Vendée Globe : "En 4 secondes le bateau plié en deux", raconte Escoffier après son sauvetage

1er décembre 2020 à 9h16 par Arnaud Laurenti

"En quatre secondes, le bateau a planté, l'étrave s'est repliée à 90 degrés" : Kevin Escoffier (PRB) a vécu le pire lundi dans les mers du sud avant d'être récupéré dans la nuit par un autre concurrent du Vendée Globe lors d'un sauvetage épique.

ALOUETTE
Crédit: Capture écran | YouTube

"Vous voyez les films sur les naufrages ? C'était pareil en pire! En quatre secondes, le bateau a planté, l'étrave s'est repliée à 90 degrés, j'ai mis la tête dans le cockpit, y a une vague, j'ai eu le temps d'envoyer un texto, la vague après a tout fait shunter (court-circuiter, NDLR), l'électronique. C'est un truc de barjot! Plier un bateau en deux! J'en ai fait mais celle-ci...", a raconté Escoffier lors d'une liaison vidéo avec le PC Course au petit matin mardi, aux côtés de Jean Le Cam.

Le marin de 40 ans est apparu souriant et très ému à l'évocation des faits.

Grosse frayeur

Escoffier, qui participe à son premier tour du monde en solitaire, avait envoyé un message d'alerte lundi à 14h46 heure française signifiant une voie d'eau importante avant de déclencher sa balise de détresse et de monter sur son radeau de survie, à la frontière de l'océan Indien.

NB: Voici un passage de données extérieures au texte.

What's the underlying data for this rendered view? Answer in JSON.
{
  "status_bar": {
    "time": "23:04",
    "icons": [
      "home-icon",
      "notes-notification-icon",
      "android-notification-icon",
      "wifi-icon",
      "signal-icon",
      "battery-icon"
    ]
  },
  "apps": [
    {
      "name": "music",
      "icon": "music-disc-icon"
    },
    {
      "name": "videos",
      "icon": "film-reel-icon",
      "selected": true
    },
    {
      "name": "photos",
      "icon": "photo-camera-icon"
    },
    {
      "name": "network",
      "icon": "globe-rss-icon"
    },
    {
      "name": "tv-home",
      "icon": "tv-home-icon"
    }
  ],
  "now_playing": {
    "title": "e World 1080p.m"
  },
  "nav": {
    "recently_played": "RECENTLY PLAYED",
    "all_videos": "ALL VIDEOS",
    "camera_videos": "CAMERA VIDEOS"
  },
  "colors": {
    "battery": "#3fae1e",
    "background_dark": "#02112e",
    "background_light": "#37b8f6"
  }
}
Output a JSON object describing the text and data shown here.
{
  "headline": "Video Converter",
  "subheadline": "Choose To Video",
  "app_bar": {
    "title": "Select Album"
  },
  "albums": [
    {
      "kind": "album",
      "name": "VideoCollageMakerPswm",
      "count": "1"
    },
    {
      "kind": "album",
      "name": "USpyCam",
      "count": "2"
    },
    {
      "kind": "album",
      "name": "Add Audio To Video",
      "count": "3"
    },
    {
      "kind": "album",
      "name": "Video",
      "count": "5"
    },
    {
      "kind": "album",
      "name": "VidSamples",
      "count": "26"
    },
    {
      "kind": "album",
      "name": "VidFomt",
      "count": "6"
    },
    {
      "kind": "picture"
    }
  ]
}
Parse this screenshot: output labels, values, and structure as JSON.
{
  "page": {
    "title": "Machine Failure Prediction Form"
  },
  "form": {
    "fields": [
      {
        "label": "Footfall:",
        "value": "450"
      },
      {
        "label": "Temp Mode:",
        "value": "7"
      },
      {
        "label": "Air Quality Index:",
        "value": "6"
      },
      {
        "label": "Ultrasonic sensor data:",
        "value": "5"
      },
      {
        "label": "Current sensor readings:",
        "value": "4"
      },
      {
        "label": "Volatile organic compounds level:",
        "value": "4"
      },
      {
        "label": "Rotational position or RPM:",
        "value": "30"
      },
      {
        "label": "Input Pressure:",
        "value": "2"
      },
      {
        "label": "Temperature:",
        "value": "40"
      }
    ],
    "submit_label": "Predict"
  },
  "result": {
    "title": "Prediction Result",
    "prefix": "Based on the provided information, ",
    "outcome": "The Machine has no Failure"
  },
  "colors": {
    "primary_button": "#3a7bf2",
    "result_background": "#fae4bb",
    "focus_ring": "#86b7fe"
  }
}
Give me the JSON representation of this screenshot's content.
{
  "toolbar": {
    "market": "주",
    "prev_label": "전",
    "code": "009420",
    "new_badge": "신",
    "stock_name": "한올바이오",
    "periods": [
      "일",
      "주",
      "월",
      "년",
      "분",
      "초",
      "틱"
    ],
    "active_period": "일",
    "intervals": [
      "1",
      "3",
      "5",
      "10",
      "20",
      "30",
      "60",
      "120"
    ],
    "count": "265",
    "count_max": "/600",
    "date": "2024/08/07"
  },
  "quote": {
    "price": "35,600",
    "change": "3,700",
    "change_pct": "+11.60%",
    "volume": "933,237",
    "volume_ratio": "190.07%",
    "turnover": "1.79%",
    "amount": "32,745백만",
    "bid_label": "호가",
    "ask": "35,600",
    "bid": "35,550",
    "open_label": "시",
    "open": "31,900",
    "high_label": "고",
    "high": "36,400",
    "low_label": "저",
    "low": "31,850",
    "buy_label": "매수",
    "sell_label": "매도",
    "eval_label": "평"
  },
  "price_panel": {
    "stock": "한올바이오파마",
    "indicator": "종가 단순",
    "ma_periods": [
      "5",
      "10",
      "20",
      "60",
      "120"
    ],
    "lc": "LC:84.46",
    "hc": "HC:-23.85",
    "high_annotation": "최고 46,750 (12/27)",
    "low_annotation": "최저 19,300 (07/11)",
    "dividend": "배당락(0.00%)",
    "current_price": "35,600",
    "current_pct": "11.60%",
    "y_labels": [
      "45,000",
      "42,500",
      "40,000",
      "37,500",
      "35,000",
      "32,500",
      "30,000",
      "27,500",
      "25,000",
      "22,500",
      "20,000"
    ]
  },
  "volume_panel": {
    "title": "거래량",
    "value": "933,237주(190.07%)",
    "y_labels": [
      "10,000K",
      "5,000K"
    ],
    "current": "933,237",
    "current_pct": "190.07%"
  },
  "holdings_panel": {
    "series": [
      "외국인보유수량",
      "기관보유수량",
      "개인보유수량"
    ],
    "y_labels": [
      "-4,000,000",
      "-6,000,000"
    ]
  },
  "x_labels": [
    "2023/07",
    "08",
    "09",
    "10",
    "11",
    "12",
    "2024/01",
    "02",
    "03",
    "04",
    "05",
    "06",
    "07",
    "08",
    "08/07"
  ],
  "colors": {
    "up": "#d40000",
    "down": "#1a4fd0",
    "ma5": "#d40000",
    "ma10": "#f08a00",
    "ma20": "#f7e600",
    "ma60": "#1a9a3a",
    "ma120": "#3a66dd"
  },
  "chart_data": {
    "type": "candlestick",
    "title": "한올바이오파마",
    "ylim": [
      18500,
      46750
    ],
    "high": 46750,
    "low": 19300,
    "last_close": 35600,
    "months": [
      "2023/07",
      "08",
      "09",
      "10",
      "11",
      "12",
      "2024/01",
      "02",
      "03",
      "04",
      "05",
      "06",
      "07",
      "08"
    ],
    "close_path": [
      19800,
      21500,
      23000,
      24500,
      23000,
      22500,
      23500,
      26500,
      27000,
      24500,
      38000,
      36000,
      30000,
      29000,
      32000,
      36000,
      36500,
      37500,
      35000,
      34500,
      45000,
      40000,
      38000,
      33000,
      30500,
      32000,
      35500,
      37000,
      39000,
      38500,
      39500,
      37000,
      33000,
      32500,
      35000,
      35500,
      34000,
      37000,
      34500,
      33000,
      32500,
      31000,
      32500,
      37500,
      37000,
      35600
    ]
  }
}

La direction de course a alors demandé à Jean Le Cam, quatrième au classement et plus proche concurrent, de se dérouter pour porter secours à Escoffier, qui naviguait lui en troisième position.

"J'arrive sur zone, je vois Kevin sur son bateau, je me dis : impeccable. Je lui dis : je reviens, on va pas faire n'importe quoi. Avec la mer qu'il y avait, pas fastoche pour manoeuvrer. Je reviens là où je l'avais quitté... Personne! Oh là là !", a détaillé Le Cam.

"Je suis revenu au moins cinq, six fois. Ça fait des virements de bord à chaque fois avec les aléas de droite et de gauche, avec la mer. Je me dis: tu restes en stand-by et on attendra le jour. Après je me suis dit : la lumière (du bateau en détresse, NDLR), ça se voit peut-être mieux la nuit que le jour", a-t-il poursuivi.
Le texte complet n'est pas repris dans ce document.